A Low Volatility Bond Strategy

by noloadfundx on July 10, 2012

Paul J. Lim’s June 30, 2012 New York Times article, “Searching for Calm in the Bond Markets,” shows how investors can limit volatility in their bond portfolios, and the article’s conclusions are right in line with our low volatility approach to fixed income investing, our Flexible Income strategy.

Lim interviews Robert V. Gahagan, a senior portfolio manager for American Century Investments, who points to a “the virtue of a multi-sector bond portfolio.” This is a good description of the Monthly Flexible Income Portfolio in NoLoad FundX, which invests in short- and intermediate-term corporate and government bonds as well as high yields, strategic bond funds and foreign bonds.

Lim also spoke with Kathy A. Jones, fixed-income strategist at Schwab, who said that “there’s a case to be made for keeping a small part of a diversified bond portfolio in high-yield debt.” Our Flexible Income strategy uses high yield bonds, but it limits exposure to a maximum of 30% of the portfolio.  It currently holds about 15% in high yields.

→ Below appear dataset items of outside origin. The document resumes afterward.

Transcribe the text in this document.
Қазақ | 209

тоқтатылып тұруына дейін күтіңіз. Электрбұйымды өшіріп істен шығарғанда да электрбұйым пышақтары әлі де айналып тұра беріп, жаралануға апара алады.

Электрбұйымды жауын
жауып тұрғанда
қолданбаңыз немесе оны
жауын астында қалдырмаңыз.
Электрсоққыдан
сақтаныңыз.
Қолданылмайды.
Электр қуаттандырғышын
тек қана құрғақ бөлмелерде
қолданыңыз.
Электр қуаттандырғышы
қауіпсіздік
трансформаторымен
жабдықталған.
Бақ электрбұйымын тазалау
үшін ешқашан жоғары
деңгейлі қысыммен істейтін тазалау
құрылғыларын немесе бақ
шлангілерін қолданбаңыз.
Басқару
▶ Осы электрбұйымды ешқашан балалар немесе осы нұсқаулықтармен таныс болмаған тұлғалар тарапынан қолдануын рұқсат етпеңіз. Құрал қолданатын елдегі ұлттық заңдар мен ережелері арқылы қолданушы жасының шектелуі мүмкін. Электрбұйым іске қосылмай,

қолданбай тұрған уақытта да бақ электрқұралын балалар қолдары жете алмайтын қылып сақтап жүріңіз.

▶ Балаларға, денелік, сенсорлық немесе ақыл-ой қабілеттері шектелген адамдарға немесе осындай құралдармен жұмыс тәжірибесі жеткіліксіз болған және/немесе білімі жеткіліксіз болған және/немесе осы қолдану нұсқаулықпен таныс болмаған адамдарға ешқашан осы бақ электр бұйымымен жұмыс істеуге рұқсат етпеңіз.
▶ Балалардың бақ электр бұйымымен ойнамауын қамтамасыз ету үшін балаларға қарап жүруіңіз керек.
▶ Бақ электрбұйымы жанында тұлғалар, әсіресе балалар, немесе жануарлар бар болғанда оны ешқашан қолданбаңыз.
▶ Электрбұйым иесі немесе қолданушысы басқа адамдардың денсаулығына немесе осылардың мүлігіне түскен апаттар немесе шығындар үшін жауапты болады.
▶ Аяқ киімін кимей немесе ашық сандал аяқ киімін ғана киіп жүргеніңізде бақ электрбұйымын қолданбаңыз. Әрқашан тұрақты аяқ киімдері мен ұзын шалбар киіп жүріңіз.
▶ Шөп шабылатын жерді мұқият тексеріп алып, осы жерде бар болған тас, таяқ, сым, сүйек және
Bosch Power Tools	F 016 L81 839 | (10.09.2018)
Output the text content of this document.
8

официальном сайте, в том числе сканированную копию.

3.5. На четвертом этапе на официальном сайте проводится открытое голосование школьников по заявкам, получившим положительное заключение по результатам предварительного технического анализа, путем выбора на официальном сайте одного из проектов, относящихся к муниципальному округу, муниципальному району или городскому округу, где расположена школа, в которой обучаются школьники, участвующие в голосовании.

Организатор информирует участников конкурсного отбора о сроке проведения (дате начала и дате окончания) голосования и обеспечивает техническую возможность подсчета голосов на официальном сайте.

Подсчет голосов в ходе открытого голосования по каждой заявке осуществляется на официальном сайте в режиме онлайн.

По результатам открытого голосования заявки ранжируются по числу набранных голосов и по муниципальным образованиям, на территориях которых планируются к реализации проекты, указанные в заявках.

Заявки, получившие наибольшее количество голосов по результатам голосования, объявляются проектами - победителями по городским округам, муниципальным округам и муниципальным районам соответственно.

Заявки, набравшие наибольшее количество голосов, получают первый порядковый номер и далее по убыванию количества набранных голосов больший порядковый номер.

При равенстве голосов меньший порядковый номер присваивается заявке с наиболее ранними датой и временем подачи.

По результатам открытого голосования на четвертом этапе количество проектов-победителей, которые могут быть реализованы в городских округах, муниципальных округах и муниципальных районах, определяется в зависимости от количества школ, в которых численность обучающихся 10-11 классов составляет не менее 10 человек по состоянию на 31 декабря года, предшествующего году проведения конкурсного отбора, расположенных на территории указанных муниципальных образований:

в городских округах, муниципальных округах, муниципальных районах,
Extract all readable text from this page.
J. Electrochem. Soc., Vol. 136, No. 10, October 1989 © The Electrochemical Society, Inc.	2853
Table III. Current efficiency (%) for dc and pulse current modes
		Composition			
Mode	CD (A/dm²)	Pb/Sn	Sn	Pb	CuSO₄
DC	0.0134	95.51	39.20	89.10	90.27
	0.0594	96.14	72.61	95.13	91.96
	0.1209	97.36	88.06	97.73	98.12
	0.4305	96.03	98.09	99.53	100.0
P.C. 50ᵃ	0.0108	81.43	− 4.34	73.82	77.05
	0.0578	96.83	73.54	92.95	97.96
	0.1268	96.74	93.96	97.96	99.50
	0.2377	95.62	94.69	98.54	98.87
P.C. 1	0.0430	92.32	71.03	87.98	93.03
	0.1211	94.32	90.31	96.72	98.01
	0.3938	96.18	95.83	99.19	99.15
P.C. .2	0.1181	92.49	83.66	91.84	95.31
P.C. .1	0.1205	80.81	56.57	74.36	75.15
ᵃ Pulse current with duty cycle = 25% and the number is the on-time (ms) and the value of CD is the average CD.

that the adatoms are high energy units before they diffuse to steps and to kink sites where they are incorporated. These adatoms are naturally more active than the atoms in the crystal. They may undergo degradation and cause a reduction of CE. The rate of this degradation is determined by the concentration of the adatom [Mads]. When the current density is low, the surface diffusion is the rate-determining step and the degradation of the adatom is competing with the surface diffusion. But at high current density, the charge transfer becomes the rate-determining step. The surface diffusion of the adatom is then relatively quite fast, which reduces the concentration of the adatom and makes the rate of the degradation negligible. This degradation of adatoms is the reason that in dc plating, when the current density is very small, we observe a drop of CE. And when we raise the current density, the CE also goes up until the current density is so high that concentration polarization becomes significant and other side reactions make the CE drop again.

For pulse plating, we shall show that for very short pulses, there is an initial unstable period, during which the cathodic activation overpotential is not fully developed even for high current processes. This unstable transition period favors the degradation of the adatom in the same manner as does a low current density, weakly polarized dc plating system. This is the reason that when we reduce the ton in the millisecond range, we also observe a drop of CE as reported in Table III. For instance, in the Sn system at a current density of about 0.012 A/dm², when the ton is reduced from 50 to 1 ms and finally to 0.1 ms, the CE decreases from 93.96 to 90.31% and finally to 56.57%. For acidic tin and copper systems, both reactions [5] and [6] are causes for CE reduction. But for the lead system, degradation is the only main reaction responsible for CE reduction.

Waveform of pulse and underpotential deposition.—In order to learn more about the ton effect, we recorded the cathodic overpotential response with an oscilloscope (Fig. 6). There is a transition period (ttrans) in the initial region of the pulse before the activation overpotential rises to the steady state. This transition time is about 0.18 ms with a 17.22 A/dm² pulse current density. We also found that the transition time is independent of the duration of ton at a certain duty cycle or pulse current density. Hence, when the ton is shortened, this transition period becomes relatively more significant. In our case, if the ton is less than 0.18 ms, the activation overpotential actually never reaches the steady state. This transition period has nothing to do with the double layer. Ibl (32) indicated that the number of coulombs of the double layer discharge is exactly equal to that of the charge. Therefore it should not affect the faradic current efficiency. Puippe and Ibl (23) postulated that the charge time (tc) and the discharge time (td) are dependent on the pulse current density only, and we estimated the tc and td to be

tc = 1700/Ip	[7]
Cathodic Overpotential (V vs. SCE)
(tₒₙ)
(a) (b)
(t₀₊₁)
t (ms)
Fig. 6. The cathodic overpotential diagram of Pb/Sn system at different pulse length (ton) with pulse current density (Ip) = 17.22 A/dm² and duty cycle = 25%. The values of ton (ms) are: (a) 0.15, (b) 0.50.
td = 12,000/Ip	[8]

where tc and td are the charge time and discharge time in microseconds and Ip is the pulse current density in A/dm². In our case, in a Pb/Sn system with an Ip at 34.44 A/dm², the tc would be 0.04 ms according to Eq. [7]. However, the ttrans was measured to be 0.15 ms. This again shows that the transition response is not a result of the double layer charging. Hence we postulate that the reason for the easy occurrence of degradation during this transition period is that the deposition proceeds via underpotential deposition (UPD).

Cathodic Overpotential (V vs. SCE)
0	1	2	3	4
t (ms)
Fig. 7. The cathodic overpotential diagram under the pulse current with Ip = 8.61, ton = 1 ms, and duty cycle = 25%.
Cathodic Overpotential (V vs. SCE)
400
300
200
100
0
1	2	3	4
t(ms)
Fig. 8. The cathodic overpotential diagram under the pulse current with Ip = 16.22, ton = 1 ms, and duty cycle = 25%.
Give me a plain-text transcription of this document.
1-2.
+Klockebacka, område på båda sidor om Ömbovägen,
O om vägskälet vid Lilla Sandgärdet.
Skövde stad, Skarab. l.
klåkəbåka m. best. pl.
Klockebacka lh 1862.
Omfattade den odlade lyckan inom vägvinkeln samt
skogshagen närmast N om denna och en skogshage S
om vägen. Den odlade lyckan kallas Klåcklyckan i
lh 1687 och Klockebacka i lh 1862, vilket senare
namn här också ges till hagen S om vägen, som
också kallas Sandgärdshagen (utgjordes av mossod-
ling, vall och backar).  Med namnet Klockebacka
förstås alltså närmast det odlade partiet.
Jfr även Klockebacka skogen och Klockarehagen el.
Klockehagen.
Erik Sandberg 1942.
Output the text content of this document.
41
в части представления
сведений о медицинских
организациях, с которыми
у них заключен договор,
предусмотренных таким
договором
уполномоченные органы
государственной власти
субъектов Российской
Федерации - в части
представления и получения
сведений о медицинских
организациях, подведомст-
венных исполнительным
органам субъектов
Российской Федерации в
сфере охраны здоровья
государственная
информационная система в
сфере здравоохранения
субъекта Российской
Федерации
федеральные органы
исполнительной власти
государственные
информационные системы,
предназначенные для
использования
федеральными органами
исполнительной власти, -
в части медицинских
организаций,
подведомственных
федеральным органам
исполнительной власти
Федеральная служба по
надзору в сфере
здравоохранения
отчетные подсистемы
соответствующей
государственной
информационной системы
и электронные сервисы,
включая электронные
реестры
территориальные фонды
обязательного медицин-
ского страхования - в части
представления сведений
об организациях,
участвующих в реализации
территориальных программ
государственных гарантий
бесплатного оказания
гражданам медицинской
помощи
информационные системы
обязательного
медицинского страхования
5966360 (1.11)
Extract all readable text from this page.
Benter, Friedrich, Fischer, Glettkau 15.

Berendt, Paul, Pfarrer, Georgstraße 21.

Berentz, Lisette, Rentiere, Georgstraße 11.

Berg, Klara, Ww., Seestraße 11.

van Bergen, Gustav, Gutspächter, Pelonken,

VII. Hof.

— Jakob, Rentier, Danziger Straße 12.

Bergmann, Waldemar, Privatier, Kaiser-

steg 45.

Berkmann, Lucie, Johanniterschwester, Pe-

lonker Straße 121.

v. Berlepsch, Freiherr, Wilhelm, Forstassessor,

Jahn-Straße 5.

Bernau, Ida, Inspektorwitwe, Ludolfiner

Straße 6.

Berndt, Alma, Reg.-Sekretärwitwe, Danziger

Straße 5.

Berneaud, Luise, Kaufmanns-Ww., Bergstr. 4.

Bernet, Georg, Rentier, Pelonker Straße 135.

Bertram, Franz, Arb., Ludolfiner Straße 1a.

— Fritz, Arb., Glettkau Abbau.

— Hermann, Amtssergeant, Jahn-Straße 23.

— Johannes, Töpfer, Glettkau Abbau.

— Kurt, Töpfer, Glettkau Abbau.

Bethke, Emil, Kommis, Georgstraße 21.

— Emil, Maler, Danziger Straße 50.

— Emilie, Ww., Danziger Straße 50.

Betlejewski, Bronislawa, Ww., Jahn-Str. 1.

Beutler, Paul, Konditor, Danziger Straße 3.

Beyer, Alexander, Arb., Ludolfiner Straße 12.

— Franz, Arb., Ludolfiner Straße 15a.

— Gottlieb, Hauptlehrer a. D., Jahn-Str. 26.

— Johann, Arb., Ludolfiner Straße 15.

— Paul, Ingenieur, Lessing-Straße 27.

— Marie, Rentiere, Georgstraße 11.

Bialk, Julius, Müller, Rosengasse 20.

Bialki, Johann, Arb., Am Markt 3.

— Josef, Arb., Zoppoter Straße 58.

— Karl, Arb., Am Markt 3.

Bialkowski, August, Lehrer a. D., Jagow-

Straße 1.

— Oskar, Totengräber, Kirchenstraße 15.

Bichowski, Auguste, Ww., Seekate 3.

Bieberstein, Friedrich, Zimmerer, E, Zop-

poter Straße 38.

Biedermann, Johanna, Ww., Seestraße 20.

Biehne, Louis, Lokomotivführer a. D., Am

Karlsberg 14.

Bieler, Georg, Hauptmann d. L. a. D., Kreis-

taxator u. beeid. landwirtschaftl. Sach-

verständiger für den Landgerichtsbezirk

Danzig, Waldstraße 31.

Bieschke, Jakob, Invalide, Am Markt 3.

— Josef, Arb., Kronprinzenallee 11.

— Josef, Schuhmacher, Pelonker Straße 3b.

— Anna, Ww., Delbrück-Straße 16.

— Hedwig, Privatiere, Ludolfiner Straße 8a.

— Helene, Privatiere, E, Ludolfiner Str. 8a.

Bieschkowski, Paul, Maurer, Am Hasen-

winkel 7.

Finally, Lim looks at using foreign bonds. “For fixed-income investors who are making bets overseas, one idea is to use a hedged fund rather than an unhedged one,” he writes. We’ve also opted to use hedged foreign bond funds in our Flexible Income portfolios. The Monthly Flexible Income Portfolio currently holds the same hedged foreign bond fund that Lim highlights in his article: PIMCO Foreign Bond U.S. Hedged (PFODX).